Outside observers are fond of appending the term “messy” to Taiwanese politics. It’s not always meant as a negative thing, but it’s an odd adjective to apply to a democracy, because democracy is supposed to be messy. If it’s suspiciously neat, that might be worth commenting on. But if it’s messy? Well, what kind of genuinely democratic debate isn’t? As the anthropologist David Graeber put it: “differences aren’t a problem, they’re a resource,” offering accountability and creativity. “Messy” disagreements and confrontations are a necessary byproduct of accessing that resource.
This thought occurs after a dramatic weekend in Taiwanese politics. Third-party candidate Ko Wen-je (柯文哲) had agreed on a Saturday morning deadline for announcing who would top a joint presidential ticket, Ko or the the Chinese Nationalist Party’s (KMT) Hou Yu-ih (侯友宜). But then the two sides failed to meet their own deadline, and Ko spent Sunday saying he would “fight to the end” as the presidential candidate for his own party, The Taiwan People’s Party (TPP). You could almost hear the keyboards tapping: m-e-s-s-y.
And yet, if anything, the most apt description would have been “not messy enough.” Ko and the KMT conducted a relatively open negotiation in the sense that they told everyone it was happening and offered updates. As a result, even while they negotiated, Ko had to deal with the potential awkwardness of being someone who benefitted from the Sunflower Movement and was now joining a coalition facilitated by former Taiwan president Ma Ying-jeou (馬英九). However, the two sides released only vague criteria over how they would decide who topped the ticket, not the precise details. No details about potential policy compromises were released. In the end, that meant the public at best got a bit of clutter. The healthiest, most democratic version of this thing would’ve been absolute carnage.
Now, obviously, this endorsement of mess shouldn’t be conflated with criticizing everyone who gets tired of partisan bickering. Ad hominem attacks or endless empty rhetoric about the other candidates’ generic badness could also come under the category of “mess,” and obviously they don’t add much to the public debate. These arguments aren’t the kind of differences that can be treated as much of a resource. But the real solution to that junk is not an aversion to mess, it’s creating different kinds of better quality arguments, with good quality information and questions. Or as you could put it: Better quality mess.
I write this as someone from England, familiar with the British state’s distaste for mess. When, in 2017, Prime Minister Theresa May called a third election in seven years (plus a Brexit referendum), the BBC repeatedly broadcast a vox pop interview with a lady whose response to the prospect was: ”Not another one! … There’s too much politics going on at the moment… .” Elections are often presented as an inherently dirty business in Britain, and when the media and wider population internalize this idea, it’s part of the reason someone like Boris Johnson can hide in a fridge to avoid questions and get away with it. Questions are messy. Acceptance of neatness as the preferred form of politics ends up in a stagnant non-debate where all of the most dramatic decisions are taken behind closed doors, by the same revolving pool of personnel, with the only difference being that they may have “put on weight” each time.

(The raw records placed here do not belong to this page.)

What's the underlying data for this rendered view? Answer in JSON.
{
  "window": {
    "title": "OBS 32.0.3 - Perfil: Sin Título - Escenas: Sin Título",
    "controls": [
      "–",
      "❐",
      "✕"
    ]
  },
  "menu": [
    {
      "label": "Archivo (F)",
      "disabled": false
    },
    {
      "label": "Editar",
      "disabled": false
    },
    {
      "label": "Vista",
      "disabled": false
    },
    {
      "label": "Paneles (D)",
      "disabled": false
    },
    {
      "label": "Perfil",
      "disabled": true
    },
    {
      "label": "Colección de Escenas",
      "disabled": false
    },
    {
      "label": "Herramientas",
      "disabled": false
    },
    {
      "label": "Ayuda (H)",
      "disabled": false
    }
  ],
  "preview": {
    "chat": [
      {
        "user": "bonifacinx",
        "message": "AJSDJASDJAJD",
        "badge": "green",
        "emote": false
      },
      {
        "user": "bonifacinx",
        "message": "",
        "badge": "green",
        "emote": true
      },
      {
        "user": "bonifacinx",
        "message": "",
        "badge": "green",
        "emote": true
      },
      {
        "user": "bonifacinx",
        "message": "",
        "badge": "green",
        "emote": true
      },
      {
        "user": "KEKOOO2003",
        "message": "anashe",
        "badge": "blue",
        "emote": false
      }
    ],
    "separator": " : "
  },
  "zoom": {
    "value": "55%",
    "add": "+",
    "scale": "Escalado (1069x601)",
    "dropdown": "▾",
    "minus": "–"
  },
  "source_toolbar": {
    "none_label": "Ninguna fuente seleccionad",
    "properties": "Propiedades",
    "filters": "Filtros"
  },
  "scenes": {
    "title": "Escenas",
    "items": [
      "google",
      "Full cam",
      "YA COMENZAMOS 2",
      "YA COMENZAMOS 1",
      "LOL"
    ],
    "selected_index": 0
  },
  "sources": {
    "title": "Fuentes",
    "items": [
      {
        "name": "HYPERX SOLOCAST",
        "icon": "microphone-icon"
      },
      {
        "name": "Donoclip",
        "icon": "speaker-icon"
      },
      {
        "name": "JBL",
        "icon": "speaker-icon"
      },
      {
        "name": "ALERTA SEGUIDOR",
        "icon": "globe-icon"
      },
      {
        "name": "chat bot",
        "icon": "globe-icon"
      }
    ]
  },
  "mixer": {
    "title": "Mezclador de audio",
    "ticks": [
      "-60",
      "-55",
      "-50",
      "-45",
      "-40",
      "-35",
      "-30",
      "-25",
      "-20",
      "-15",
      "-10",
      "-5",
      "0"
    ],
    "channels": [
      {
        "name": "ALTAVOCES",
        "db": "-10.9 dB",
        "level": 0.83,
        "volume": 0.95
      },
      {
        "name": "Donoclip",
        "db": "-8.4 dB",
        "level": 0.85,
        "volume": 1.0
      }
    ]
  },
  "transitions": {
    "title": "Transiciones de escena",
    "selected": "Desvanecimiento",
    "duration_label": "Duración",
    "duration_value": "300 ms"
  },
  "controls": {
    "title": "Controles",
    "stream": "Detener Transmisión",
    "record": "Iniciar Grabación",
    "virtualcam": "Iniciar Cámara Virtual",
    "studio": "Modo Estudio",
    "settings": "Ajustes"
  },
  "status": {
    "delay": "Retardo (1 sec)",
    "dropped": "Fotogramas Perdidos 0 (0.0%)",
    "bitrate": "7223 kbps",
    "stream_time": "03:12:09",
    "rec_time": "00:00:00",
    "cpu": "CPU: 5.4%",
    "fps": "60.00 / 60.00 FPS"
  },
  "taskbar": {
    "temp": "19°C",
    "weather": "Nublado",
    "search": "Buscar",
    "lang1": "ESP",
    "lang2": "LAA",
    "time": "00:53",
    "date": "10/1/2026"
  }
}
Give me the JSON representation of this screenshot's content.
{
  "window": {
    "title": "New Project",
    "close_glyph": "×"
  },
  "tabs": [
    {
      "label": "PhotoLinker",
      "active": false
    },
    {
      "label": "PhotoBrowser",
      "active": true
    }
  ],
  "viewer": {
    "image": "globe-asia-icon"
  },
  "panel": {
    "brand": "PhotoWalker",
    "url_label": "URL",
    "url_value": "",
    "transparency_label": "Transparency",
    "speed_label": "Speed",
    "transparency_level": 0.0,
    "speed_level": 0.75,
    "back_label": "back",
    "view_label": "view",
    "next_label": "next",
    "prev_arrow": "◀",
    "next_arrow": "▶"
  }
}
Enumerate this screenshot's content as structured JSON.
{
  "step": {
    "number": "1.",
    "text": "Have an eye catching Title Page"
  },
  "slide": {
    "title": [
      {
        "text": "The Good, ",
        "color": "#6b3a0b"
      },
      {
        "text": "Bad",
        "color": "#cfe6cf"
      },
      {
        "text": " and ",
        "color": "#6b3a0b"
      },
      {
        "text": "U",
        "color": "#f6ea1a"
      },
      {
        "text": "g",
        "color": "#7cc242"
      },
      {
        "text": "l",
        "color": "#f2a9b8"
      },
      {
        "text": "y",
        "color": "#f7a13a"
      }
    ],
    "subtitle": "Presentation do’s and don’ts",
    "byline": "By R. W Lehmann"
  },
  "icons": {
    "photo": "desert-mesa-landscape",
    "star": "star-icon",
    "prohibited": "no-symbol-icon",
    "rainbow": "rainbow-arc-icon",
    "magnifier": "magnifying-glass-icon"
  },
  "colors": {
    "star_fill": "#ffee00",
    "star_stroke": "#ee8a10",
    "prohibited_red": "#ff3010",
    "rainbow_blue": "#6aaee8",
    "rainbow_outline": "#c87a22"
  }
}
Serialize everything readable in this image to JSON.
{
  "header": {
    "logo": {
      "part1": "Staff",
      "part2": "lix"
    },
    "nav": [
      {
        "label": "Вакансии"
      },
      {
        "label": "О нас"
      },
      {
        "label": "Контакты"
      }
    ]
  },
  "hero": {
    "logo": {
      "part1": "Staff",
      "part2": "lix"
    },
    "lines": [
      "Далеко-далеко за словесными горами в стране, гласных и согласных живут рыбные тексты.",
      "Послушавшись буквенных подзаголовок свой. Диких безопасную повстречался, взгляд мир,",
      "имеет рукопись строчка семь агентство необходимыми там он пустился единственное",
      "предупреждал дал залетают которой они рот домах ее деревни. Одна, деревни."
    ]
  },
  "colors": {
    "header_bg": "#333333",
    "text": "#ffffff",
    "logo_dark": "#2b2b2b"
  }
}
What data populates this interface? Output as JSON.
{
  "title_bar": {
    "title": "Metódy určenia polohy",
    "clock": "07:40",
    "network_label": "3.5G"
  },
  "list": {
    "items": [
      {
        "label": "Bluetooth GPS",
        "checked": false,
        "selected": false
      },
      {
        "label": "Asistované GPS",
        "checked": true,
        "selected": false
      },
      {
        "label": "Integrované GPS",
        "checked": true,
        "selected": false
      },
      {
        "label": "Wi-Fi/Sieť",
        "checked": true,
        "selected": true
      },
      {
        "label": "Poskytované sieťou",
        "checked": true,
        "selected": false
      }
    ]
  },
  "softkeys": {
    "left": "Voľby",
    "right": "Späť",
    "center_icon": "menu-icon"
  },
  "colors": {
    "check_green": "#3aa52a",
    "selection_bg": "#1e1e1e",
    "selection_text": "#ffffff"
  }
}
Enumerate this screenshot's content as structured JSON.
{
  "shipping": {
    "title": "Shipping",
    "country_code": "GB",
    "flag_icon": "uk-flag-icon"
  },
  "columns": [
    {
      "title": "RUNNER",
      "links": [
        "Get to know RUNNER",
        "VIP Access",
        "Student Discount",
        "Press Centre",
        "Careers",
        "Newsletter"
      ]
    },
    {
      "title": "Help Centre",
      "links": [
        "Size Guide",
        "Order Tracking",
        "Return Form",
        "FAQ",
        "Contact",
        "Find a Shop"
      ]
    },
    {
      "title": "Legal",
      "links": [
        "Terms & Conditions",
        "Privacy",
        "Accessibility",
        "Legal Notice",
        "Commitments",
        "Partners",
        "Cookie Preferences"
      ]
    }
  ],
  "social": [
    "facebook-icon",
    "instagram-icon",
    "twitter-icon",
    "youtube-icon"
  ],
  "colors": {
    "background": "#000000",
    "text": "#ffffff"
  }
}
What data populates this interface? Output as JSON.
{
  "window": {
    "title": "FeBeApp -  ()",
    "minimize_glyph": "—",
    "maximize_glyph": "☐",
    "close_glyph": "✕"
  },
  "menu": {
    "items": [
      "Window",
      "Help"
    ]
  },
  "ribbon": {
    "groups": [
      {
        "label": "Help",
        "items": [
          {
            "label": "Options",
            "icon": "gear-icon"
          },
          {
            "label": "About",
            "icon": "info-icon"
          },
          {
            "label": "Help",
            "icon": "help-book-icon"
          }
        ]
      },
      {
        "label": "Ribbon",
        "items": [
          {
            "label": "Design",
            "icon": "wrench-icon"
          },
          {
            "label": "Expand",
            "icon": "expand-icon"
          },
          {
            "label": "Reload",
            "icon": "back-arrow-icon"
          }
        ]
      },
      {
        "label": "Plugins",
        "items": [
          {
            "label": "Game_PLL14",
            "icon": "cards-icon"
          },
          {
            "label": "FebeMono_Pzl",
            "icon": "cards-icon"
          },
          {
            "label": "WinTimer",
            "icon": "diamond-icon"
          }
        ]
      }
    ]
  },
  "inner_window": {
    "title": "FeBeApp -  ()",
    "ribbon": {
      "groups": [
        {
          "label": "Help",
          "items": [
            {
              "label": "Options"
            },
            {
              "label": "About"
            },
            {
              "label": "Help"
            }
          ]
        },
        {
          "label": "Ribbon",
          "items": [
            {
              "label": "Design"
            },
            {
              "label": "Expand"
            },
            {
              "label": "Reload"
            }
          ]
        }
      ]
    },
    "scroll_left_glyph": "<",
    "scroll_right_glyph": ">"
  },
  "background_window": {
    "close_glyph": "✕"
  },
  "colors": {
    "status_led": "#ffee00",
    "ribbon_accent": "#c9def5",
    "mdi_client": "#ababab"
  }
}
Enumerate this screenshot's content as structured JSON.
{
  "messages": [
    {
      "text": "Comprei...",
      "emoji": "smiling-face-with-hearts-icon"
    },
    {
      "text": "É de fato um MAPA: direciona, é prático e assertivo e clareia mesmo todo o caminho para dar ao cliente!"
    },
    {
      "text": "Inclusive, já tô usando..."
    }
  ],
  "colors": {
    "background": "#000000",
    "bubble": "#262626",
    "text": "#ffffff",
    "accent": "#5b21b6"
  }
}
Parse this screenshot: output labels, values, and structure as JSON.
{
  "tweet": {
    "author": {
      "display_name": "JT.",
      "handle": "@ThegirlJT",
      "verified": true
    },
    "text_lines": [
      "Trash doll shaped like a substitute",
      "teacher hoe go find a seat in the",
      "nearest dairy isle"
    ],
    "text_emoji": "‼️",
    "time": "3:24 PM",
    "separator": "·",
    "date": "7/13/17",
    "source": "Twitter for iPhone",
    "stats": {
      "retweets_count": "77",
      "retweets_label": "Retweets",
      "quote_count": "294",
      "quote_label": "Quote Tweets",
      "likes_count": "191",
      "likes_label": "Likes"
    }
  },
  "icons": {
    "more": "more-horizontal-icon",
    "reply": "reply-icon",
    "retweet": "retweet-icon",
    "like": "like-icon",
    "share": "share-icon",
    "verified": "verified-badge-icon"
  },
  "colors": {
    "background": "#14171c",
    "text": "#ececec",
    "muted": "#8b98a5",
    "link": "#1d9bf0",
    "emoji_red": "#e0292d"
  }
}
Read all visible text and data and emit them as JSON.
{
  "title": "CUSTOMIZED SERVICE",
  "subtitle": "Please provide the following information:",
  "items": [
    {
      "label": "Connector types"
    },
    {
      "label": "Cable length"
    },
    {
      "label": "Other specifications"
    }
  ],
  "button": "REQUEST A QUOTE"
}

Fortunately, Taiwan’s political system has some inbuilt protection against this. The presidential elections are proportional. The winner is whoever gets the most votes. So every vote counts. And that makes for an open battle. In the U.K. the first past-the-post system means there are places where you could easily be unaware an election was ongoing, because everyone knows who’s going to win in that area. In Taiwan, the poster campaigns can’t be missed, and it’s common to see campaign representatives and offices.
Nevertheless, on all sides of the current debate, there’s room for more mess. Outside of the KMT-TPP negotiations, Democratic Progressive Party (DPP) presidential candidate Lai Ching-te’s (賴清德) campaign has been a bit like someone repeatedly hiding in a metaphorical fridge. He has stayed relentlessly on message and has either been vague in answering questions or, as he showed in the Q and A session announcing his vice-presidential running-mate, Hsiao Bi-khim (蕭美琴), he has been happy to shut down questions entirely if he disagrees with the premise. In that case, he said a question about what kind of message the Lai-Hsiao pairing was trying to send to China didn’t require an answer, because “questions from our citizens are what we value.” The format, as has often been the case, didn’t allow for a follow-up question from the reporter asking the question.
Being mildly disparaging or embarrassed about mess doesn’t help this cause. Eventually it facilitates an election where, from all candidates, there’s been very little detail about environmental or economic policy — with a scheduled debate on climate called off. The ideal is surely to have them pulling each other’s positions apart on these issues. Keeping things tidy won’t do that.